In an interview that would come to haunt him, published in the Financial Times on October 17, Piñera captured the ethos of the Chilean model as seen from the perspective of the ruling class: “Look at Latin America,” Piñera said. “Argentina and Paraguay are in recession, Mexico and Brazil in stagnation, Peru and Ecuador in deep political crisis and in this context Chile looks like an oasis because we have stable democracy, the economy is growing, we are creating jobs, we are improving salaries and we are keeping macroeconomic balance . . . Is it easy? No, it’s not. But it’s worth fighting for.”
The next day the country exploded, with “oasis” becoming a popular meme ridiculing Piñera. If in Ecuador the spark had been diesel and gasoline price hikes, in Chile it was a fare increase on Santiago’s public subway system. Santiago has one of the most expensive public transit systems in the world, with an accumulated 40 percent increase in fares between 2010 and 2015 in real terms.

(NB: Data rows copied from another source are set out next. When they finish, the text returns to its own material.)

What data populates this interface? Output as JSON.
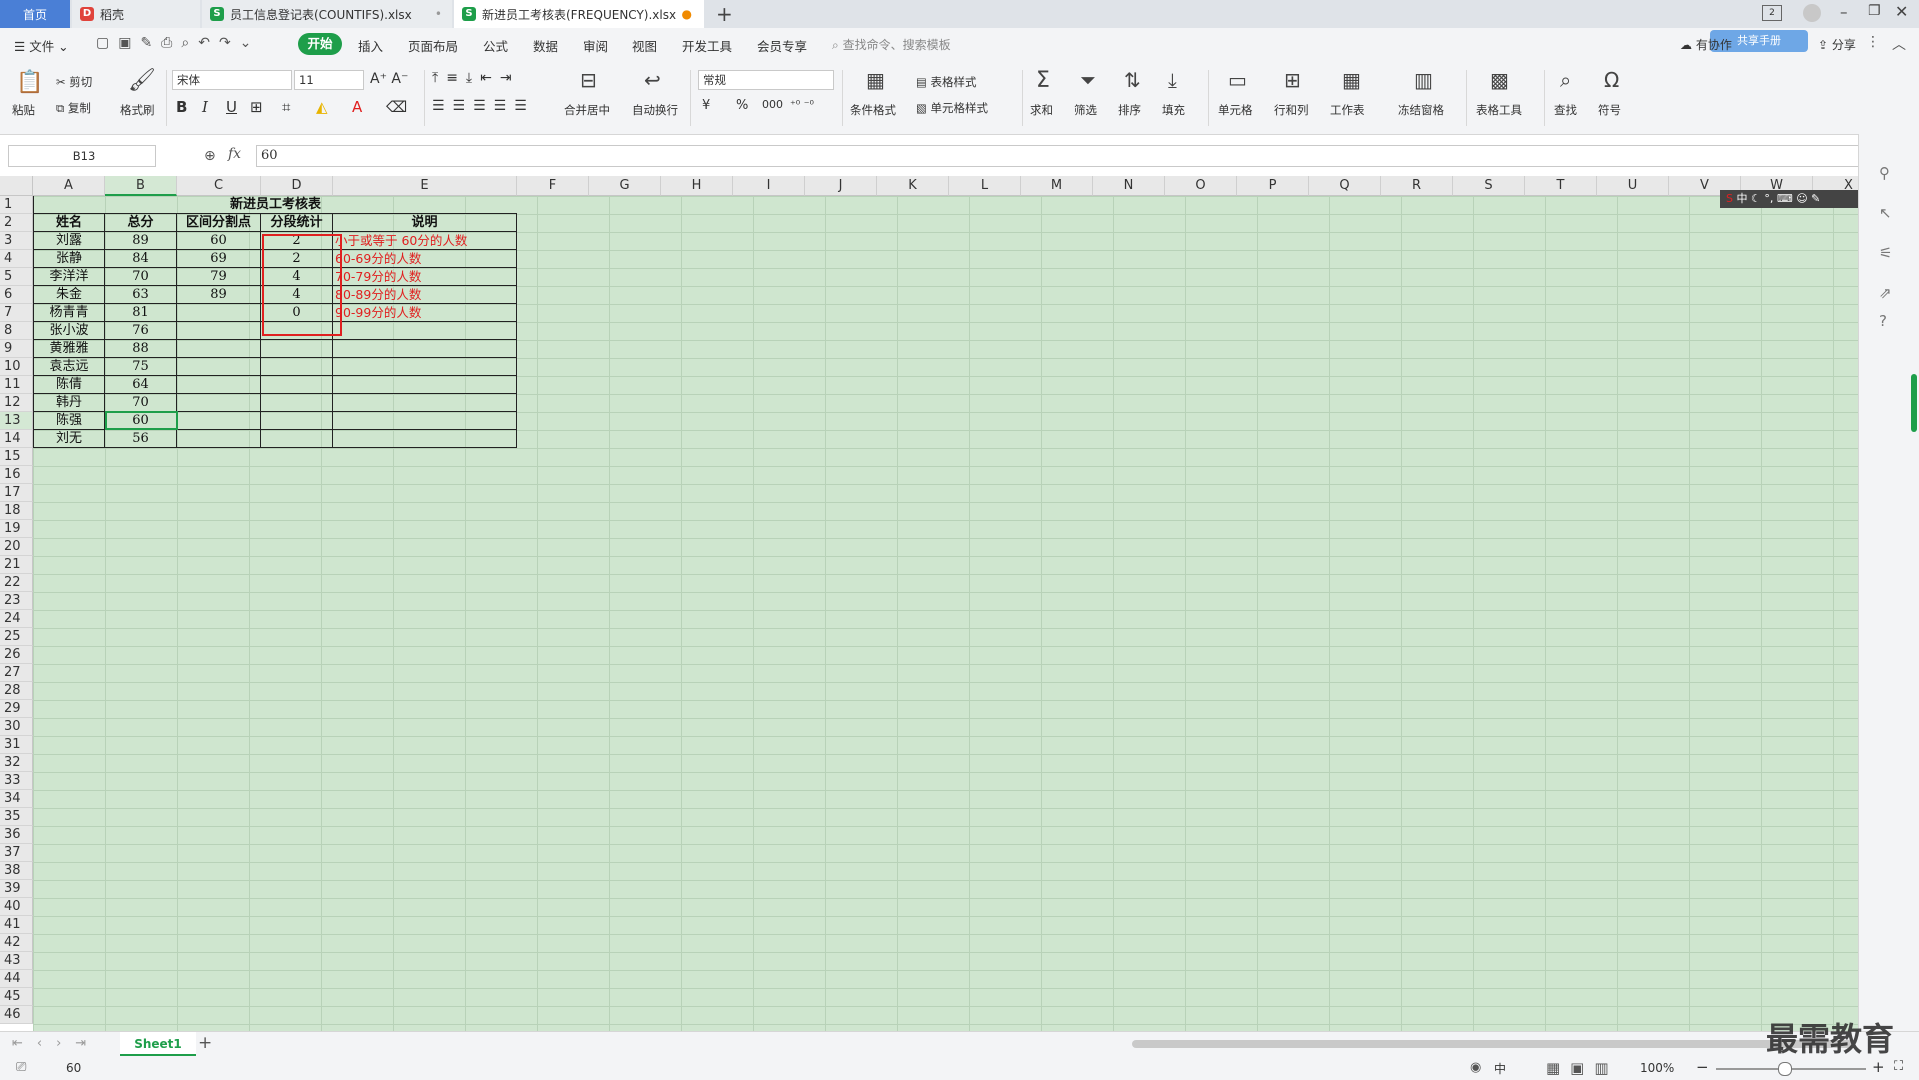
{
  "tabs": [
    {
      "label": "首页",
      "active": false
    },
    {
      "label": "稻壳",
      "active": false
    },
    {
      "label": "员工信息登记表(COUNTIFS).xlsx",
      "active": false
    },
    {
      "label": "新进员工考核表(FREQUENCY).xlsx",
      "active": true
    }
  ],
  "menu": {
    "file": "文件",
    "items": [
      "开始",
      "插入",
      "页面布局",
      "公式",
      "数据",
      "审阅",
      "视图",
      "开发工具",
      "会员专享"
    ],
    "search_placeholder": "查找命令、搜索模板",
    "collab": "有协作",
    "share": "分享",
    "badge": "共享手册"
  },
  "ribbon": {
    "paste": "粘贴",
    "cut": "剪切",
    "copy": "复制",
    "format_painter": "格式刷",
    "font_name": "宋体",
    "font_size": "11",
    "merge_center": "合并居中",
    "wrap_text": "自动换行",
    "number_format": "常规",
    "cond_format": "条件格式",
    "table_style": "表格样式",
    "cell_style": "单元格样式",
    "sum": "求和",
    "filter": "筛选",
    "sort": "排序",
    "fill": "填充",
    "cells": "单元格",
    "row_col": "行和列",
    "worksheet": "工作表",
    "freeze": "冻结窗格",
    "table_tools": "表格工具",
    "find": "查找",
    "symbol": "符号",
    "currency": "¥",
    "percent": "%",
    "thousands": "000"
  },
  "formula_bar": {
    "name_box": "B13",
    "fx": "fx",
    "value": "60"
  },
  "columns": [
    "A",
    "B",
    "C",
    "D",
    "E",
    "F",
    "G",
    "H",
    "I",
    "J",
    "K",
    "L",
    "M",
    "N",
    "O",
    "P",
    "Q",
    "R",
    "S",
    "T",
    "U",
    "V",
    "W",
    "X"
  ],
  "row_count": 46,
  "sheet": {
    "title": "新进员工考核表",
    "headers": [
      "姓名",
      "总分",
      "区间分割点",
      "分段统计",
      "说明"
    ],
    "rows": [
      [
        "刘露",
        "89",
        "60",
        "2",
        "小于或等于 60分的人数"
      ],
      [
        "张静",
        "84",
        "69",
        "2",
        "60-69分的人数"
      ],
      [
        "李洋洋",
        "70",
        "79",
        "4",
        "70-79分的人数"
      ],
      [
        "朱金",
        "63",
        "89",
        "4",
        "80-89分的人数"
      ],
      [
        "杨青青",
        "81",
        "",
        "0",
        "90-99分的人数"
      ],
      [
        "张小波",
        "76",
        "",
        "",
        ""
      ],
      [
        "黄雅雅",
        "88",
        "",
        "",
        ""
      ],
      [
        "袁志远",
        "75",
        "",
        "",
        ""
      ],
      [
        "陈倩",
        "64",
        "",
        "",
        ""
      ],
      [
        "韩丹",
        "70",
        "",
        "",
        ""
      ],
      [
        "陈强",
        "60",
        "",
        "",
        ""
      ],
      [
        "刘无",
        "56",
        "",
        "",
        ""
      ]
    ]
  },
  "sheet_tabs": [
    "Sheet1"
  ],
  "status": {
    "value": "60",
    "zoom": "100%",
    "ime": "中"
  },
  "watermark": "最需教育",
  "colors": {
    "grid_bg": "#cfe6cf",
    "accent": "#1e9e4a",
    "note_red": "#e02020",
    "highlight_box": "#e02020"
  }
}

The first actor to move was the student movement which organized a “mass evasion” demonstration in the subway, in which demonstrators would not pay the fare in a collective act of resistance. The police responded with gratuitous state repression, stoking popular anger and support for the evasive action.

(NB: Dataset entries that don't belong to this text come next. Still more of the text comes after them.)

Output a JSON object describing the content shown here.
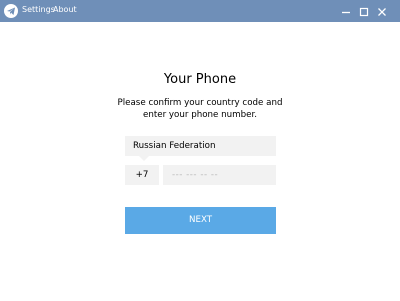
{
  "titlebar": {
    "menu": {
      "settings": "Settings",
      "about": "About"
    },
    "icons": {
      "app": "telegram-icon",
      "minimize": "minimize-icon",
      "maximize": "maximize-icon",
      "close": "close-icon"
    },
    "color": "#6f8fb8"
  },
  "main": {
    "title": "Your Phone",
    "description": "Please confirm your country code and enter your phone number.",
    "country": "Russian Federation",
    "country_code": "+7",
    "phone_placeholder": "--- --- -- --",
    "next_label": "NEXT",
    "accent": "#5aa9e6"
  }
}
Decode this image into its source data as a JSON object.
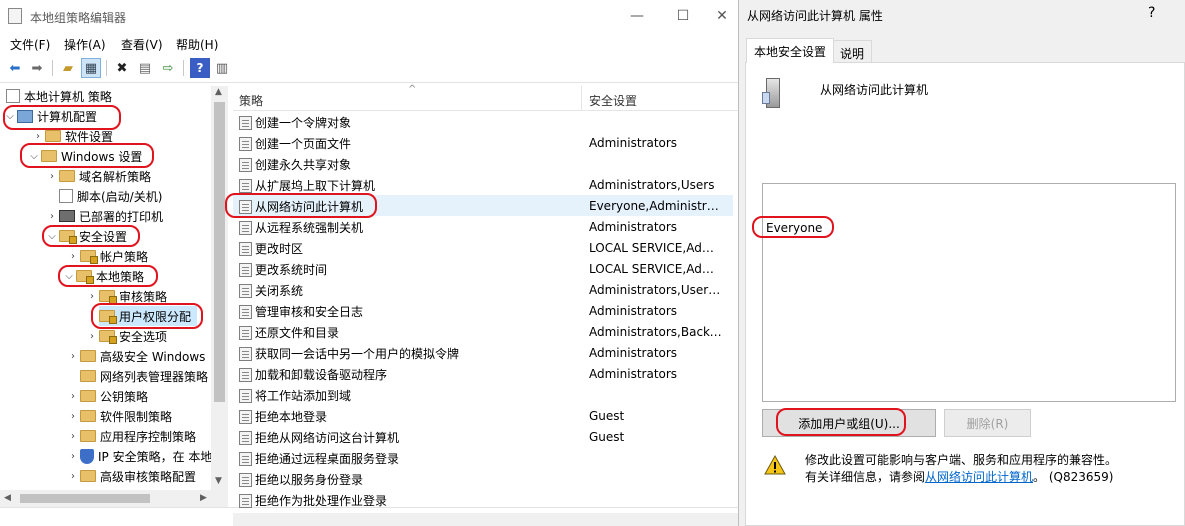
{
  "main_window": {
    "title": "本地组策略编辑器",
    "menu": [
      "文件(F)",
      "操作(A)",
      "查看(V)",
      "帮助(H)"
    ],
    "controls": {
      "minimize": "—",
      "maximize": "☐",
      "close": "✕"
    }
  },
  "toolbar_icons": [
    "back-arrow-icon",
    "forward-arrow-icon",
    "up-folder-icon",
    "show-hide-tree-icon",
    "delete-icon",
    "properties-icon",
    "export-icon",
    "help-icon",
    "action-pane-icon"
  ],
  "tree": {
    "root": "本地计算机 策略",
    "items": [
      "计算机配置",
      "软件设置",
      "Windows 设置",
      "域名解析策略",
      "脚本(启动/关机)",
      "已部署的打印机",
      "安全设置",
      "帐户策略",
      "本地策略",
      "审核策略",
      "用户权限分配",
      "安全选项",
      "高级安全 Windows",
      "网络列表管理器策略",
      "公钥策略",
      "软件限制策略",
      "应用程序控制策略",
      "IP 安全策略，在 本地",
      "高级审核策略配置"
    ]
  },
  "list": {
    "columns": {
      "policy": "策略",
      "setting": "安全设置"
    },
    "rows": [
      {
        "policy": "创建一个令牌对象",
        "setting": ""
      },
      {
        "policy": "创建一个页面文件",
        "setting": "Administrators"
      },
      {
        "policy": "创建永久共享对象",
        "setting": ""
      },
      {
        "policy": "从扩展坞上取下计算机",
        "setting": "Administrators,Users"
      },
      {
        "policy": "从网络访问此计算机",
        "setting": "Everyone,Administrat..."
      },
      {
        "policy": "从远程系统强制关机",
        "setting": "Administrators"
      },
      {
        "policy": "更改时区",
        "setting": "LOCAL SERVICE,Admi..."
      },
      {
        "policy": "更改系统时间",
        "setting": "LOCAL SERVICE,Admi..."
      },
      {
        "policy": "关闭系统",
        "setting": "Administrators,Users,..."
      },
      {
        "policy": "管理审核和安全日志",
        "setting": "Administrators"
      },
      {
        "policy": "还原文件和目录",
        "setting": "Administrators,Backu..."
      },
      {
        "policy": "获取同一会话中另一个用户的模拟令牌",
        "setting": "Administrators"
      },
      {
        "policy": "加载和卸载设备驱动程序",
        "setting": "Administrators"
      },
      {
        "policy": "将工作站添加到域",
        "setting": ""
      },
      {
        "policy": "拒绝本地登录",
        "setting": "Guest"
      },
      {
        "policy": "拒绝从网络访问这台计算机",
        "setting": "Guest"
      },
      {
        "policy": "拒绝通过远程桌面服务登录",
        "setting": ""
      },
      {
        "policy": "拒绝以服务身份登录",
        "setting": ""
      },
      {
        "policy": "拒绝作为批处理作业登录",
        "setting": ""
      }
    ]
  },
  "dialog": {
    "title": "从网络访问此计算机 属性",
    "help": "?",
    "tabs": [
      "本地安全设置",
      "说明"
    ],
    "policy_name": "从网络访问此计算机",
    "members": [
      "Everyone"
    ],
    "add_button": "添加用户或组(U)...",
    "remove_button": "删除(R)",
    "warning_line1": "修改此设置可能影响与客户端、服务和应用程序的兼容性。",
    "warning_line2_prefix": "有关详细信息，请参阅",
    "warning_link": "从网络访问此计算机",
    "warning_line2_suffix": "。 (Q823659)"
  },
  "colors": {
    "annotation": "#e0141e",
    "link": "#0066cc",
    "dialog_bg": "#f0f0f0"
  }
}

State security forces unleashed still more violence, with the president quickly declaring a state of emergency, suspending various constitutional rights, a curfew first in Santiago and then later throughout many of the country’s cities, and sending the military into the streets with heavily armoured vehicles for the first time since 1990. In a further gesture to the dark era of Pinochet, Piñera announced that the regime was “at war” with a powerful internal enemy.

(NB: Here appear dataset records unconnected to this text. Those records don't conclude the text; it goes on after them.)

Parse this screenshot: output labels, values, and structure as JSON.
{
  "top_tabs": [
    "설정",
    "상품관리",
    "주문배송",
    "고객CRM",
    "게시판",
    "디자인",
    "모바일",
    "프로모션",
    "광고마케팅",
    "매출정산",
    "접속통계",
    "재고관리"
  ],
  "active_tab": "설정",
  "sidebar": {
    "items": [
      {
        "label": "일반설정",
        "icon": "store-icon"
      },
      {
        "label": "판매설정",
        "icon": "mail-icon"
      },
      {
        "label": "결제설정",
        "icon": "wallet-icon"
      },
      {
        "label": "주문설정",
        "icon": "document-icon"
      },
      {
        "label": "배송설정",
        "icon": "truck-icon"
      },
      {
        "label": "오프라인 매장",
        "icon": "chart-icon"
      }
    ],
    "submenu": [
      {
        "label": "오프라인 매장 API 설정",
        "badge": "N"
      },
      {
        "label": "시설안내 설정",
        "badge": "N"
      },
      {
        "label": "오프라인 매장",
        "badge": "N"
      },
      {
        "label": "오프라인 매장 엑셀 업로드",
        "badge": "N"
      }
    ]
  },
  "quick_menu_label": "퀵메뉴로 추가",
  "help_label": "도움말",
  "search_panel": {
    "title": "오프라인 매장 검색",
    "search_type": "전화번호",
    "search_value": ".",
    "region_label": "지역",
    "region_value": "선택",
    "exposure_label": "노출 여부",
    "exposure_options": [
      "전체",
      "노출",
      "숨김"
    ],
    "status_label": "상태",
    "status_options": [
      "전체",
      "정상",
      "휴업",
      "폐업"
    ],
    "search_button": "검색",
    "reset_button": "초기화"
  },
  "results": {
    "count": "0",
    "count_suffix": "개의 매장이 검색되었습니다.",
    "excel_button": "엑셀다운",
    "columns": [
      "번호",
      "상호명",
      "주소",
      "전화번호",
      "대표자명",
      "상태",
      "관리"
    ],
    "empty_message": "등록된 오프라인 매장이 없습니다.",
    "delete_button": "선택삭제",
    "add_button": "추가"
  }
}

Majoritarian anti-dictatorial sentiment was galvanized, and the population came alive, violating the curfew and the draconian state-of-emergency attempts to squash assembly and mobility rights. A motley amalgam of popular classes and the massively indebted and downwardly mobile middle class erupted in unison. A dialectic of movement massification/state repression swept the country over a two-week period. A movement was mounted that far transcended a 30-peso fare increase. As one viral slogan has it: It’s not about 30 pesos, it’s about 30 years!
The entirety of the post-dictatorship model of neoliberal oppression had been called into question. Virtually no political or state institution in the country retains any credibility among the population. The curtain has been drawn back on the actually existing socio-economic order of Chilean neoliberalism – the whole edifice now openly rests on military and police coercion of the vast majority.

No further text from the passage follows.